Chaque fois, il monte en premier dans l’embarcation, puis range bien la rame. Ensuite, il pose un pied sur le rivage afin d’éviter que le bateau ne tangue trop lorsque les élèves embarquent. De Neizezhuang à Diaowang, il faut environ 30 min de canotage sur 2 km. Tous les jours, Shi Lansong répète ce travail à quatre reprises.
« Ce qui m’inquiète le plus, c’est lorsqu’il se met à pleuvoir, car les vêtements et les chaussures des enfants étant mouillés, je suis forcé de faire un feu pour les faire sécher avant de commencer les cours », révèle M. Shi.
Pour lui, « 1994 a été l’année la plus dure à vivre. La naissance de mon deuxième enfant a alourdi la charge de la famille qui était déjà pauvre. En tant qu’instituteur suppléant, je ne gagnais à l’époque que 250 yuans par mois, loin d’être suffisant pour nourrir tout le monde. » Les maisons à deux ou trois étages des familles dont certains membres étaient partis travailler dans d’autres provinces offraient un contraste frappant avec celle de sa famille, une maison basse et simple qui paraissait être la plus vétuste du village.

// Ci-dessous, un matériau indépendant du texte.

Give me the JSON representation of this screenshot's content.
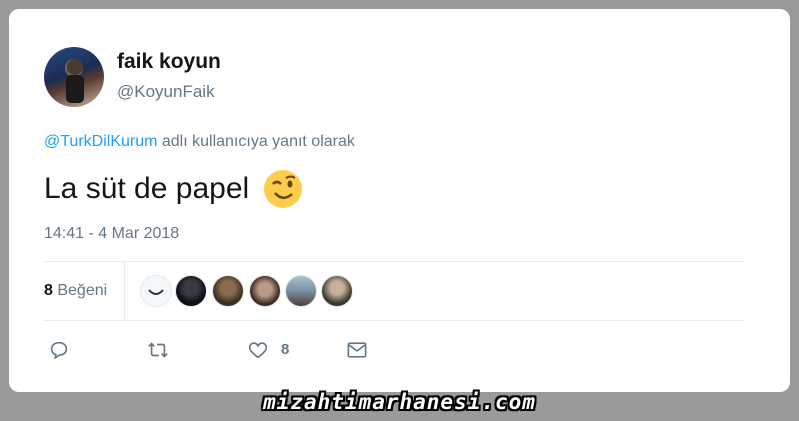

Face à cette gêne, sa femme, Tong Shaoyu, l’a poussé à plusieurs reprises à partir travailler, puisqu’à cette époque-là, un travailleur migrant dans le Guangdong pouvait gagner plus de 1 000 yuans par mois. Son frère l’avait aidé à trouver un boulot, pourtant, après un long combat intérieur, il a décidé de rester.
« Sans instituteur, les enfants auraient manqué leur chance d’apprendre, et je me le serais reproché toute ma vie », estime-t-il.
« Au début, j’étais obsédée par cette idée : nous ne sommes pas moins travailleurs que les autres, pourquoi sommes-nous plus pauvres qu’eux, raconte sa femme. Mais après avoir écouté son explication, j’ai fini par y voir clair. D’ailleurs, ceux qui ont bâti de belles maisons sont ses anciens élèves qui, munis de connaissances, ont gagné de l’argent en travaillant ailleurs; c’est aussi un honneur pour nous. »
Depuis 25 ans, le petit bateau en bois constitue l’espoir des enfants de sortir de la montagne.
« Le bateau en bois ne résiste pas au temps, sa durée de vie n’est que de deux ou trois ans », explique l’instituteur. Après avoir abattu tous les arbres de son jardin, il a été obligé de payer pour la construction d’une nouvelle barque. Selon ses calculs, il faut compter 700 yuans, dont environ 200 yuans pour la main-d’œuvre.
En septembre dernier, un certain monsieur Wang l’a contacté de son propre chef depuis Beijing et lui a envoyé 10 000 yuans pour la construction d’un bateau solide. Le lendemain, Shi Lansong est allé acheter des matériaux et a fait venir deux artisans qui ont travaillé 16 jours pour achever une embarcation en métal baptisée « bateau de l’espoir ». La veille de l’inauguration, M. Wang est venu voir Shi Lansong et ses élèves, et il lui a remis le reste de la donation promise, tout en s’engageant à prendre en charge les frais de carburant et d’entretien. De plus, il a donné à chaque enfant un cartable, un ensemble de vêtements, un parapluie, un imperméable et des équipements sportifs. Pour l’école, il a offert un téléviseur à écran plat, quatre ventilateurs et un équipement de sonorisation permettant de hisser le drapeau national dans une atmosphère plus solennelle.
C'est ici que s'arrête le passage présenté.